According to a tweet on 1 January, it was observed that Arbitrum managed to out-compete other L2s, such as Polygon and Optimism in terms of TVL. However, Optimism still managed to dominate the L2 space in other areas.
Moreover, according to DeFi Llama, Optimism’s TVL declined from $540 million to $500 million in the last 30 days. This decline in TVL affected Optimism’s revenue as well, which fell by 3.3% in the same period, as per data from Token Terminal.
Gas me up, Scottie
Even though Optimism’s TVL and revenue continued to decline, it was able to outperform other L2s in terms of gas usage, according to Dune Analytics. The Layer 2 solution was even able to outpace Arbitrum in this regard.
One reason for the growing gas usage on Ethereum [ETH] could be attributed to the fact that users were able to save a lot of ETH by using Optimism.
As evidenced by the chart below, the amount of savings that users were making on their transactions by using Optimism continued to grow. At the time of writing, Optimism provided savings of up to 98.6% to its users.
However, these developments did not aid Optimism’s on-chain activity. Over the last 30 days, Optimism’s velocity and network growth declined. This indicated that the number of times OP was being exchanged had reduced significantly.
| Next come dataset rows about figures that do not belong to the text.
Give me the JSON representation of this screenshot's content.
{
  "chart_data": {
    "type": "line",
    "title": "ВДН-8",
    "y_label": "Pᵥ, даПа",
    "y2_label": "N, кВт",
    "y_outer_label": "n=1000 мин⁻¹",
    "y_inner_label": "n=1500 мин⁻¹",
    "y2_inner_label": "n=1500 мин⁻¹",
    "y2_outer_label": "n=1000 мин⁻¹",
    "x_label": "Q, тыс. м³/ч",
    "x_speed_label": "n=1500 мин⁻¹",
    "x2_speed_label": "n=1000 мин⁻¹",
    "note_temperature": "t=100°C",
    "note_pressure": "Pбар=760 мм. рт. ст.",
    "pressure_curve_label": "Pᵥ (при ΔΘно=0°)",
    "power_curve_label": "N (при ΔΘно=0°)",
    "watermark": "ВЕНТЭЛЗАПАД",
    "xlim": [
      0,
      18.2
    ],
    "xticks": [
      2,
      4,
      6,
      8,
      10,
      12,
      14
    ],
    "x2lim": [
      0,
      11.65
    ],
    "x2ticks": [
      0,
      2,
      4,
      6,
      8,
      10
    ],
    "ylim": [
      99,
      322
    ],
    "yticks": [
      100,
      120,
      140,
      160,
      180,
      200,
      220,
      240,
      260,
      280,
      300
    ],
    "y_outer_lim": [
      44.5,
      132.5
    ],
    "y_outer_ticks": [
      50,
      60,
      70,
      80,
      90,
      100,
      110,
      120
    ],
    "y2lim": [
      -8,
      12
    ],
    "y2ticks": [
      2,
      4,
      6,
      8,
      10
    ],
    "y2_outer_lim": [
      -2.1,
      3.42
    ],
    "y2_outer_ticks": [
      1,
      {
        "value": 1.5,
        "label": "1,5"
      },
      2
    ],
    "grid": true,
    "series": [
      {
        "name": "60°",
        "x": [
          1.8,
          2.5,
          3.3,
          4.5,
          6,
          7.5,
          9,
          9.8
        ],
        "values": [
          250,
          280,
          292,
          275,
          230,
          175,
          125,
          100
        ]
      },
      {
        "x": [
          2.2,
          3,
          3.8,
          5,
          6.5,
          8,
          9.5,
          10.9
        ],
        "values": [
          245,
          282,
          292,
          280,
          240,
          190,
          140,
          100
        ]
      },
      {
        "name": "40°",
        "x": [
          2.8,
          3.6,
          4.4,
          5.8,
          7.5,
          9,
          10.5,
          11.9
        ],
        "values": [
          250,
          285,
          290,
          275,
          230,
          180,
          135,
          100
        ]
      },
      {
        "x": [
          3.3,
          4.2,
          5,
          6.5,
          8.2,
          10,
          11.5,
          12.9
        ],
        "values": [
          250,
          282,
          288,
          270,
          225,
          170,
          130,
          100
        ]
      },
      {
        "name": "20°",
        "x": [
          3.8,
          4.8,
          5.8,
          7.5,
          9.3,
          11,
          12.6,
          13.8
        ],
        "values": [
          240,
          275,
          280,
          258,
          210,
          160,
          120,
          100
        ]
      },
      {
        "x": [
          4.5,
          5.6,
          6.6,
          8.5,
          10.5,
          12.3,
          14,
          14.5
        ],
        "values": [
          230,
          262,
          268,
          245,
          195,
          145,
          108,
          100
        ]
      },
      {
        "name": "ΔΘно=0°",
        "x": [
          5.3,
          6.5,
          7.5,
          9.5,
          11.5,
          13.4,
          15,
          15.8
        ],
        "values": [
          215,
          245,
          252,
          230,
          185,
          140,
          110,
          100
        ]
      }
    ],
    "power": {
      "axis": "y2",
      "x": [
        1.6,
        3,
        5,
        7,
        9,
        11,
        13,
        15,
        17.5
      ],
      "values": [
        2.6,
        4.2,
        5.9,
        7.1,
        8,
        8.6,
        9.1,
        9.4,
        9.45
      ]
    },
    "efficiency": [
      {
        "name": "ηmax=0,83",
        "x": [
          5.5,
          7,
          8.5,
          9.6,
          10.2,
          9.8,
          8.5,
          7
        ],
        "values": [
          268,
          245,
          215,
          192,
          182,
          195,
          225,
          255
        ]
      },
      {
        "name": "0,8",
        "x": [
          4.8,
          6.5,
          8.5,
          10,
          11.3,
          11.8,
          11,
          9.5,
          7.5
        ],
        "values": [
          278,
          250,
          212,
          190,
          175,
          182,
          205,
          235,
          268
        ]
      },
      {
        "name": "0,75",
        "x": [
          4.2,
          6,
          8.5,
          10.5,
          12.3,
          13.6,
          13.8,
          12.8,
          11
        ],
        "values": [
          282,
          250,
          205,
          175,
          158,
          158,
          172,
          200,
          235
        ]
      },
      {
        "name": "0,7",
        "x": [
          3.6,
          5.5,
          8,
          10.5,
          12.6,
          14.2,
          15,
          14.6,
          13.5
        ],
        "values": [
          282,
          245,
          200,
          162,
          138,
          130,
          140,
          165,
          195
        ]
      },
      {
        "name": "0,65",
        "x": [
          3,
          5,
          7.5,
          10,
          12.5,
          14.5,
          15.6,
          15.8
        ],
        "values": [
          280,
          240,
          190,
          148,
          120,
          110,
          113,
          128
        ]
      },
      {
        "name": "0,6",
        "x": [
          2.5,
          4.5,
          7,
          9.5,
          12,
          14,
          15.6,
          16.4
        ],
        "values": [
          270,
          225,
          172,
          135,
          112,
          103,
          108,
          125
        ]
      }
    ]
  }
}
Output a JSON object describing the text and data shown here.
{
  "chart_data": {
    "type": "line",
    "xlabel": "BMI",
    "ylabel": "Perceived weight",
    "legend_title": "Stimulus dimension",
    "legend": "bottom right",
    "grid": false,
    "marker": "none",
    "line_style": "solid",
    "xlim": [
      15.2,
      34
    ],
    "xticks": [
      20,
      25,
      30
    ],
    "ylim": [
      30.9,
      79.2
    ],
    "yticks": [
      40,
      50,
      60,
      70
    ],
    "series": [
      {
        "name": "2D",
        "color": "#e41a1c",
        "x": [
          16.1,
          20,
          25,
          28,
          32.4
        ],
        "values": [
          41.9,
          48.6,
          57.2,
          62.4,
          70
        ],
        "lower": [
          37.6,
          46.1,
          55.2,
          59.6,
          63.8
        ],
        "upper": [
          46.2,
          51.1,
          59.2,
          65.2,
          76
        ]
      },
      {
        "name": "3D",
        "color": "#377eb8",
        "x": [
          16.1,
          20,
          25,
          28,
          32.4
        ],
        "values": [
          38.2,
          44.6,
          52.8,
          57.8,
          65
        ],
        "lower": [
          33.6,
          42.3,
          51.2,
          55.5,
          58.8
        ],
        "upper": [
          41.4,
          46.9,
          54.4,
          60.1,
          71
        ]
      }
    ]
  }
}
The falling network growth, on the other hand, suggested that the number of new addresses transferring OP had fallen.Optimism: State of the token
Optimism would need to garner interest from new addresses to help prop up its price. However, that seemed unlikely, as Optimism’s development activity declined. This indicated that there would be fewer chances of new updates or upgrades that could attract new addresses.
At the time of writing, Optimism was being traded at $0.946. Its price had fallen by 8.87% over the last 30 days.
This caused a decline in Optimism’s market cap dominance during the same period. At press time, OP had captured 0.02% of the overall crypto market.